Talk title: 5G Implications to Transport
Tom Strasser co-founded Nistica in the fall of 2005. Prior to founding Nistica, Tom was Chief Technologist and Director of Intellectual Property at the optical networking startup Photuris. Tom’s experience ranges from knowledge of components to optical networks, including seven years as a technologist and manager in AT&T and Lucent Bell Labs.
He is a recognized technology leader in optical fiber communications, and served as the Technical Program Chair of OFC 2004 and General Chair of OFC/NFOEC 2006. Tom received a B.S. degree from Alfred University and his M.S. and Ph.D. degrees in Materials Science and Engineering from Cornell University. During his graduate studies on periodic guided-wave devices, he worked at Eastman-Kodak Research Labs.
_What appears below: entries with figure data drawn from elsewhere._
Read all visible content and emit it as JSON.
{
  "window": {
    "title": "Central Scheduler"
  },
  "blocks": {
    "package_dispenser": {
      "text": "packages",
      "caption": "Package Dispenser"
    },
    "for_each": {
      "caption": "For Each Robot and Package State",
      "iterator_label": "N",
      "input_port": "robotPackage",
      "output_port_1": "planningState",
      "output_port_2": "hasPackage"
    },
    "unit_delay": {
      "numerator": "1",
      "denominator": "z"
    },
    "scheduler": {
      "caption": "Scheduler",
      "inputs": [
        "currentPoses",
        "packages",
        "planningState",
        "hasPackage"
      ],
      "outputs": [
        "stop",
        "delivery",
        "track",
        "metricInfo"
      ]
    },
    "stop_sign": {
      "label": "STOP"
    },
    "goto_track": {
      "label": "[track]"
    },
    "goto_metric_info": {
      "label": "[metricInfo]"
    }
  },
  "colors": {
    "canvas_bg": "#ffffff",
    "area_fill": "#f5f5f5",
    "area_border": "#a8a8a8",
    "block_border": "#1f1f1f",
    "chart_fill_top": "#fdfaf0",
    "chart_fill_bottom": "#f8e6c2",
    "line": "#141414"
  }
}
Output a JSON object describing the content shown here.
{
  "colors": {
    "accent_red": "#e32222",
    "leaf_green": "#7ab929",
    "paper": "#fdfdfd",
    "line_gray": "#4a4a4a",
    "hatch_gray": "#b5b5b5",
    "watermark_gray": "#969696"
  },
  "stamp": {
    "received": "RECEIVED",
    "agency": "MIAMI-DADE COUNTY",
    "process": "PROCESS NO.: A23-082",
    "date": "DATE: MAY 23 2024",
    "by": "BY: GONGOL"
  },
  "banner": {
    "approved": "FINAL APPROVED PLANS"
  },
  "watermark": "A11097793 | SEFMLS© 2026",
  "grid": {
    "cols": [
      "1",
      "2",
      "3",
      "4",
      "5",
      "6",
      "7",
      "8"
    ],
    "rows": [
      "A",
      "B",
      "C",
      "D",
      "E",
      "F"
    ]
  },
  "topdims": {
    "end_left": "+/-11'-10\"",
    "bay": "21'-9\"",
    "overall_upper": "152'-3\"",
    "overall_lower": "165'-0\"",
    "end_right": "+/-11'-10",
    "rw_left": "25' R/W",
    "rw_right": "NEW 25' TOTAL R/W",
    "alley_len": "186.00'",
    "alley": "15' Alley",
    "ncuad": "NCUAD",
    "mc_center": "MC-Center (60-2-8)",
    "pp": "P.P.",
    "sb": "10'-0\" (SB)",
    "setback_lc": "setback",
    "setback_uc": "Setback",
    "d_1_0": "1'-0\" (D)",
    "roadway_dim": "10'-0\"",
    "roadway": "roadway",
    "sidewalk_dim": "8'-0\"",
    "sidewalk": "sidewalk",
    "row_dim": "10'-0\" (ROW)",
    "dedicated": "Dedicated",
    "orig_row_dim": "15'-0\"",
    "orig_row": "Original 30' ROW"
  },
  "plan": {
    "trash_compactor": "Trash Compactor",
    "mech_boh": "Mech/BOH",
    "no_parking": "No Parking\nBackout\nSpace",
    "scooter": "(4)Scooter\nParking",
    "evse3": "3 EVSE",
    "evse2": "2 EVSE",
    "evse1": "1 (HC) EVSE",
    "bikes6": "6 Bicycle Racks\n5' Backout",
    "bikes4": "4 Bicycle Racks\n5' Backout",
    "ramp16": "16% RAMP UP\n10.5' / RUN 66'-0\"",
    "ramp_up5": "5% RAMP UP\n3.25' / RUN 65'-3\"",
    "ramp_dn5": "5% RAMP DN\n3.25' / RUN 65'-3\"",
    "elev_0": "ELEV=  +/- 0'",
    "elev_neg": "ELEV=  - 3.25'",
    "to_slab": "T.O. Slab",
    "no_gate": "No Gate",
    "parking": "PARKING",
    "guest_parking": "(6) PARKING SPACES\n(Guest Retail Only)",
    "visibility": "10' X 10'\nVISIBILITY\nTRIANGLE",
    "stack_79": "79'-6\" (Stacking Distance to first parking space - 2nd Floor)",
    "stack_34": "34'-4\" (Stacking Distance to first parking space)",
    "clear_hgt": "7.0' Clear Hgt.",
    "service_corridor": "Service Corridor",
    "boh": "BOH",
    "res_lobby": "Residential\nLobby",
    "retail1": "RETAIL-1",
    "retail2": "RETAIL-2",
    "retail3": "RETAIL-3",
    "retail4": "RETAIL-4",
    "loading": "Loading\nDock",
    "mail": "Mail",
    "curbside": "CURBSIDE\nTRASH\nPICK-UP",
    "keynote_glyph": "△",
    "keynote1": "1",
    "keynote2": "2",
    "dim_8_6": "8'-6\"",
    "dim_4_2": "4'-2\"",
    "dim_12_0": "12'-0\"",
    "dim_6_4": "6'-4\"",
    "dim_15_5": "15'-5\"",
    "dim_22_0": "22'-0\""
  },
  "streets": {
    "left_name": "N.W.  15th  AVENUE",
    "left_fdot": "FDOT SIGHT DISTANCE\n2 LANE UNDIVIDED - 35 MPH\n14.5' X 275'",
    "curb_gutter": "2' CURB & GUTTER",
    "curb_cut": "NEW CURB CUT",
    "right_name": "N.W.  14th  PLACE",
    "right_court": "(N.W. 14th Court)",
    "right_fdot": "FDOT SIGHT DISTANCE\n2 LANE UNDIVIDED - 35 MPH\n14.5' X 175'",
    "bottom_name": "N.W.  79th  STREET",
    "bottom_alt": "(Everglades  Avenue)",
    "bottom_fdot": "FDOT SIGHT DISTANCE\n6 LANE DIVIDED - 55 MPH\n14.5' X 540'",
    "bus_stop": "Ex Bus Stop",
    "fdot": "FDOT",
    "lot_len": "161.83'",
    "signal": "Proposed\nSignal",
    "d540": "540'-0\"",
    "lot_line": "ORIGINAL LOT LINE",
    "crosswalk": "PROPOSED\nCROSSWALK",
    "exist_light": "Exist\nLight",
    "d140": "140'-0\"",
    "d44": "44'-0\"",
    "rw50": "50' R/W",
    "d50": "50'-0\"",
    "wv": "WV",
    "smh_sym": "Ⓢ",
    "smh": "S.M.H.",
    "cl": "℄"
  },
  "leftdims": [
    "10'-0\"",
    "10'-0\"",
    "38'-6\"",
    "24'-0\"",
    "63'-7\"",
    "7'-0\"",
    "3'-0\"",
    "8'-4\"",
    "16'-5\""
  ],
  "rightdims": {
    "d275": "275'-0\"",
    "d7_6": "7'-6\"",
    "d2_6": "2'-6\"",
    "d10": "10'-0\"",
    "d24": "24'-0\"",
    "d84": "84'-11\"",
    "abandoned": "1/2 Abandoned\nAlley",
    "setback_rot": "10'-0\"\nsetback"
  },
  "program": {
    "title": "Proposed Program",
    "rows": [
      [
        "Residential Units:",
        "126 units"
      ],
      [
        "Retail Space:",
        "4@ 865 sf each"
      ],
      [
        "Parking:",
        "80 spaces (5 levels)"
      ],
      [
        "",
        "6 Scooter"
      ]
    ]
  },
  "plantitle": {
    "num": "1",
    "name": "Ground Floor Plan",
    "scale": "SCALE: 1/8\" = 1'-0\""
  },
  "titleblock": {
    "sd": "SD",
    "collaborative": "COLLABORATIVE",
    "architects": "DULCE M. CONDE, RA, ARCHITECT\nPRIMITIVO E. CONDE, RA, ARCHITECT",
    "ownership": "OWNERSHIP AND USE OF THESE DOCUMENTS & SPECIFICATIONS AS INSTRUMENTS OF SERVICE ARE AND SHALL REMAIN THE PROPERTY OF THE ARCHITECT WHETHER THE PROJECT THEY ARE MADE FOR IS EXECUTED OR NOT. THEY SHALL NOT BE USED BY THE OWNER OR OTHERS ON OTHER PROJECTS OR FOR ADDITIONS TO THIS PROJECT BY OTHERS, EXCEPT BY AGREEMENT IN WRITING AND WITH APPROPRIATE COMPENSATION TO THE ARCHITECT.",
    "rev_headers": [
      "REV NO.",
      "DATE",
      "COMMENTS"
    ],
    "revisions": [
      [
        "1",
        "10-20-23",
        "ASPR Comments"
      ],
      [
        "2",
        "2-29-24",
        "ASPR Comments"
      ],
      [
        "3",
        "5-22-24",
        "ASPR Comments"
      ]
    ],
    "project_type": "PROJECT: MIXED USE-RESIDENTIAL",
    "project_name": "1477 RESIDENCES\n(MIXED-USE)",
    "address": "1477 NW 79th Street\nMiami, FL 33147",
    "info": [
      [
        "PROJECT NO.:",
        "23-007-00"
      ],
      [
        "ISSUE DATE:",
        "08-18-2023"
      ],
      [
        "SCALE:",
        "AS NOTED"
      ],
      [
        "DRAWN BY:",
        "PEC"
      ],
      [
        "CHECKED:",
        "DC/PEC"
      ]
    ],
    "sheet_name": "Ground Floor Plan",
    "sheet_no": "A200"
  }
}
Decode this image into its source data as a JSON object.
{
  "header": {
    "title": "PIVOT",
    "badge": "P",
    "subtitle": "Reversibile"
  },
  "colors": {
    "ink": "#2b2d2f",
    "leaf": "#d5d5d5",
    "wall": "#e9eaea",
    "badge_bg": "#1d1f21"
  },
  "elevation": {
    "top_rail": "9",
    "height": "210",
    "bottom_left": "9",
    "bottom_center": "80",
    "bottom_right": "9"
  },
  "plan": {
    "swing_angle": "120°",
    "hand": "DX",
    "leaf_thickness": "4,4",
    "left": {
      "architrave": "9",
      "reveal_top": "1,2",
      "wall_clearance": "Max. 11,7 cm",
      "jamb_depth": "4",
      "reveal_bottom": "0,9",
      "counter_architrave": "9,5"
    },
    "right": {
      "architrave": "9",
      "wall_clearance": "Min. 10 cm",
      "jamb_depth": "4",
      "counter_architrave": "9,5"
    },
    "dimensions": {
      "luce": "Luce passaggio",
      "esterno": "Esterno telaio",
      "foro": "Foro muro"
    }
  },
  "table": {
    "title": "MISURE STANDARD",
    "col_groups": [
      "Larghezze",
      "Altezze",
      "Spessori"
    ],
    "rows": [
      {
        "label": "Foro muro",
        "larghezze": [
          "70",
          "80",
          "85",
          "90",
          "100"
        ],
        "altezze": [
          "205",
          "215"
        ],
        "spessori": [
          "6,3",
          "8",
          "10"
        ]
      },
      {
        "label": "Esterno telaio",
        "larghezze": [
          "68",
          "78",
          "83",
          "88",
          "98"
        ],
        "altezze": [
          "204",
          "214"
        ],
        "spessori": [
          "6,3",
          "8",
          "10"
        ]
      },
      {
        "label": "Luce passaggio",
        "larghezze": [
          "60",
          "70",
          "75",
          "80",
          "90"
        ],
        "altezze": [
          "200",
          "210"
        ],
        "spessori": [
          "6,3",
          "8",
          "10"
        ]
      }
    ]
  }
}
Dr. Jim Zou received his B.Eng. degree in communication and information engineering and M.Sc. degree in electrical circuits and systems from Shanghai University, China, in 2008 and 2011, respectively. In 2015, He received the PhD degree from the Eindhoven University of Technology, The Netherlands, where he conducted the research work with Electro-Optical Communication group of COBRA research institute in the area of broadband indoor fiber-wireless networks. His work focused on the enhancement of network flexibility and capacity in order to support future indoor communication needs. Since January 2016, Dr. Zou is with ADVA Optical Networking SE (Germany) in the Advanced Technology group, participating in various EU FP7 and Horizon 2020 research projects such as COMBO, 5G-XHaul, iCirrus, and also leading the internal prototype development related to the next generation optical access.
Reimagining the Edge with 5G; a closer look at future traffic patterns: 5G promises access to connectivity anywhere and anytime, to anyone and anything as it expands beyond human centric communications to include connected machines. User patterns envisioned with 5G will be pervasive beyond just the wireless technology, reaching into virtually all aspects of networking. A vital element of change is the dynamicity these applications will demand of the network to support significantly large variety of connectivity modes and service variances required. The commonplace ‘core-to-user’ dominant traffic patterns exhibited in today’s networks will become more balanced and be supplemented by demanding ‘user-to-user’ traffic requiring more comprehensive mesh interconnection of network resources. This talk will elaborate on the traffic characteristics, explain implications for the network, and describe changes needed to the transport layer to support this dynamic service environment.
5G Implications to Transport: While it is true that the introduction of 5G will require that the network support more bandwidth which will in turn mean that the transport network requires more capacity, it is true that 5G is much more about systems level enhancements that push forward a different type of end-to-end architecture. This presentation surveys those new capabilities in 5G so that we can extract implications for the optical transport architecture across the RAN (fronthaul and midhaul) and into the wide area network (network slicing and enterprise services).
Cost Effective Programmable Optics Enable Manageable, Scalable 5G Networks: Recent generations of wireless networks have driven fiber optic network solutions closer to the cell tower to achieve higher bandwidth, lower cost and more reliable network solutions. It should be anticipated that with 5G networks this trend will continue to evolve further, with more optical solutions and fiber optic content than any preceding generation of solution. This talk will review what functionality of programmable optics will make these networks more operationally scalable while delivering the higher bandwidth, reliability, lower latency and increased cell tower density needed to support 5G networks. The optimum solutions will require programmable optics solutions that are delivered in higher volumes and much lower cost point that the existing solutions in core/WAN networks today.